Reading his father's email, Stephen was struck by the reversal of their situations. He was always thinking that one day he would go home to America, while here was his father, announcing at the age of ninety that his heart's desire was to return to Europe. Stephen had grown up in a silence. His mother and her brothers spoke of Cuba, of the island of their childhood, and the women selling fabric in the stores on Muralla Street. Havana was a city anyone would
feel nostalgic for, but that ugly place in the middle of Europe had aroused no feeling or spoken memories in his old man. He remained mute on the subject of the past. For the first time, Stephen learned he had an Aunt Gutter. Weird name.

Andrea, who was always the instigator of any project which resulted in a change in the direction of his life, said when he showed her the email: “Maybe you could get some funding to make a documentary about it.”

But this proved to be one of her rare unsuccessful ideas. No one was interested in the story of an old American Jew returning with his son to Poland. Jews, Stephen understood after several meetings, were out of fashion. No one was interested in them anymore and the Holocaust, he learned, had “been done to death.” A few years ago everyone had been raving about a wonderful new novel he had to read, “Simone says it's the first book she's read about the Holocaust that isn't upsetting,” Ivan said. This was what they wanted these days, so Stephen organized the trip for just the two of them, father and son.

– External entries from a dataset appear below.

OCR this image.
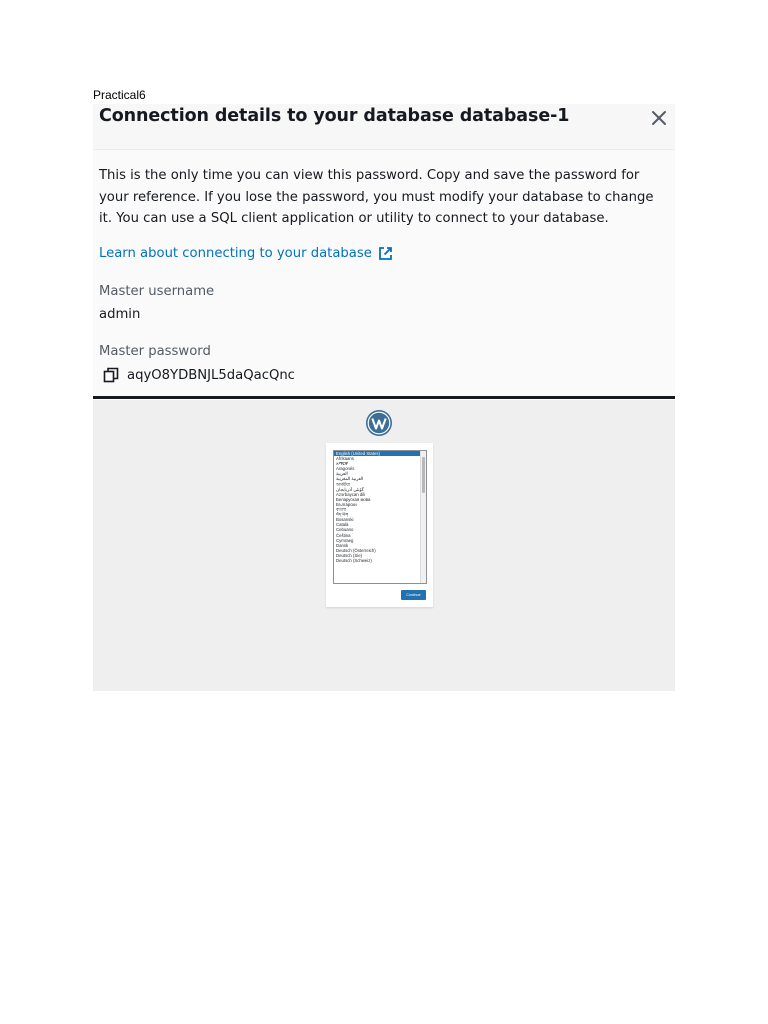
Practical6
Connection details to your database database-1
This is the only time you can view this password. Copy and save the password for your reference. If you lose the password, you must modify your database to change it. You can use a SQL client application or utility to connect to your database.
Learn about connecting to your database
Master username
admin
Master password
aqyO8YDBNJL5daQacQnc
English (United States)
Afrikaans
አማርኛ
Aragonés
العربية
العربية المغربية
অসমীয়া
گؤنئی آذربایجان
Azərbaycan dili
Беларуская мова
Български
বাংলা
བོད་ཡིག
Bosanski
Català
Cebuano
Čeština
Cymraeg
Dansk
Deutsch (Österreich)
Deutsch (Sie)
Deutsch (Schweiz)
Continue
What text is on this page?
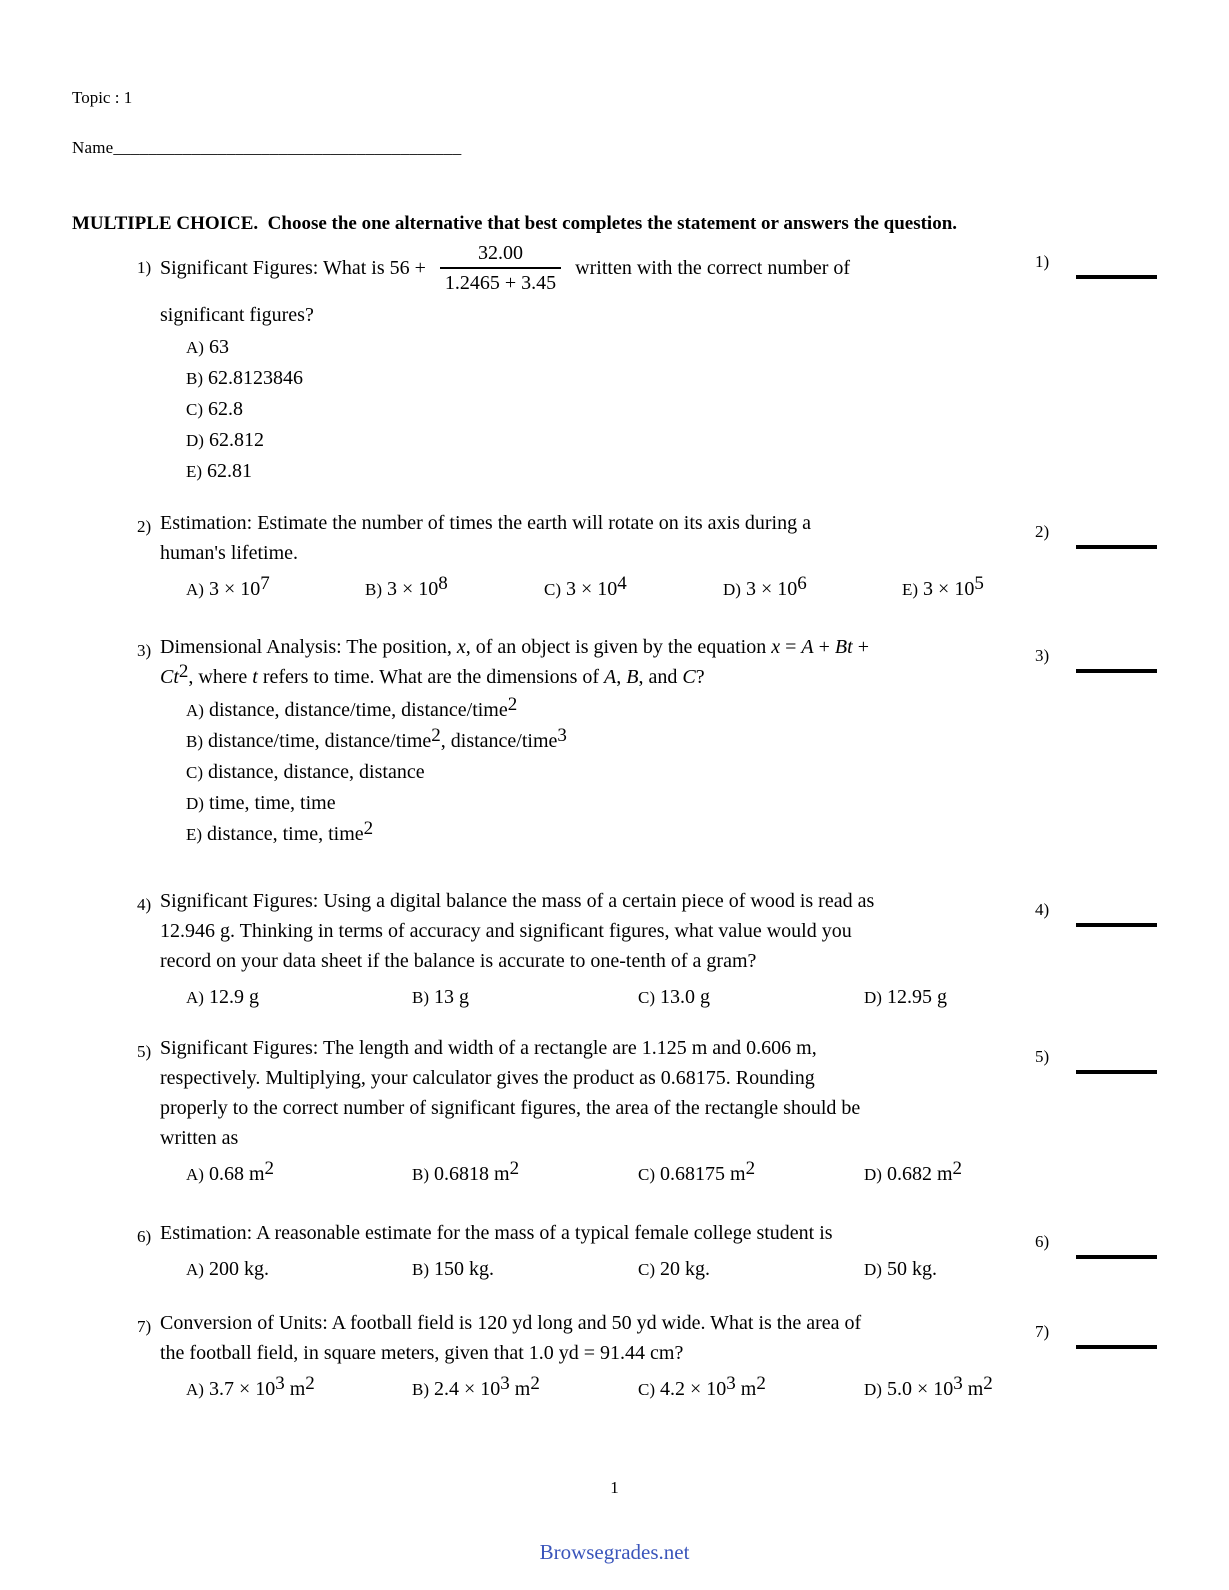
Topic : 1
Name________________________________________
MULTIPLE CHOICE.  Choose the one alternative that best completes the statement or answers the question.
1) Significant Figures: What is $56 + \frac{32.00}{1.2465 + 3.45}$ written with the correct number of
significant figures?
A) 63
B) 62.8123846
C) 62.8
D) 62.812
E) 62.81
1)
2) Estimation: Estimate the number of times the earth will rotate on its axis during a
human's lifetime.
A) 3 × 107	B) 3 × 108	C) 3 × 104	D) 3 × 106	E) 3 × 105
2)
3) Dimensional Analysis: The position, x, of an object is given by the equation x = A + Bt +
Ct2, where t refers to time. What are the dimensions of A, B, and C?
A) distance, distance/time, distance/time2
B) distance/time, distance/time2, distance/time3
C) distance, distance, distance
D) time, time, time
E) distance, time, time2
3)
4) Significant Figures: Using a digital balance the mass of a certain piece of wood is read as
12.946 g. Thinking in terms of accuracy and significant figures, what value would you
record on your data sheet if the balance is accurate to one-tenth of a gram?
A) 12.9 g	B) 13 g	C) 13.0 g	D) 12.95 g
4)
5) Significant Figures: The length and width of a rectangle are 1.125 m and 0.606 m,
respectively. Multiplying, your calculator gives the product as 0.68175. Rounding
properly to the correct number of significant figures, the area of the rectangle should be
written as
A) 0.68 m2	B) 0.6818 m2	C) 0.68175 m2	D) 0.682 m2
5)
6) Estimation: A reasonable estimate for the mass of a typical female college student is
A) 200 kg.	B) 150 kg.	C) 20 kg.	D) 50 kg.
6)
7) Conversion of Units: A football field is 120 yd long and 50 yd wide. What is the area of
the football field, in square meters, given that 1.0 yd = 91.44 cm?
A) 3.7 × 103 m2	B) 2.4 × 103 m2	C) 4.2 × 103 m2	D) 5.0 × 103 m2
7)
1
Browsegrades.net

“I came from Warsaw and to Warsaw I go back,” his father said, when Stephen suggested that he fly from L.A. to London, rest for a few days and then make the much shorter flight to Poland. “But this time I get on a plane and I'm right there.”

“Okay,” Stephen said. It was a stupidly expensive plan, the way Si wanted to do it, but he did not have the heart to argue with his dad about cost.

In early July, Stephen flew to Warsaw and waited anxiously for his father to emerge from customs. Two hours in Poland, most of it spent at the car rental desk, had induced in him a primitive angst about the place where everything came from, and which there was no good reason to go back
to
. Eventually, his father appeared, on the arm of a young woman in the LOT Polish Airlines uniform, who smilingly presented him to his son. “Your father speaks excellent Polish,” she said.

“What?” Stephen said. “I didn't know you spoke Polish.”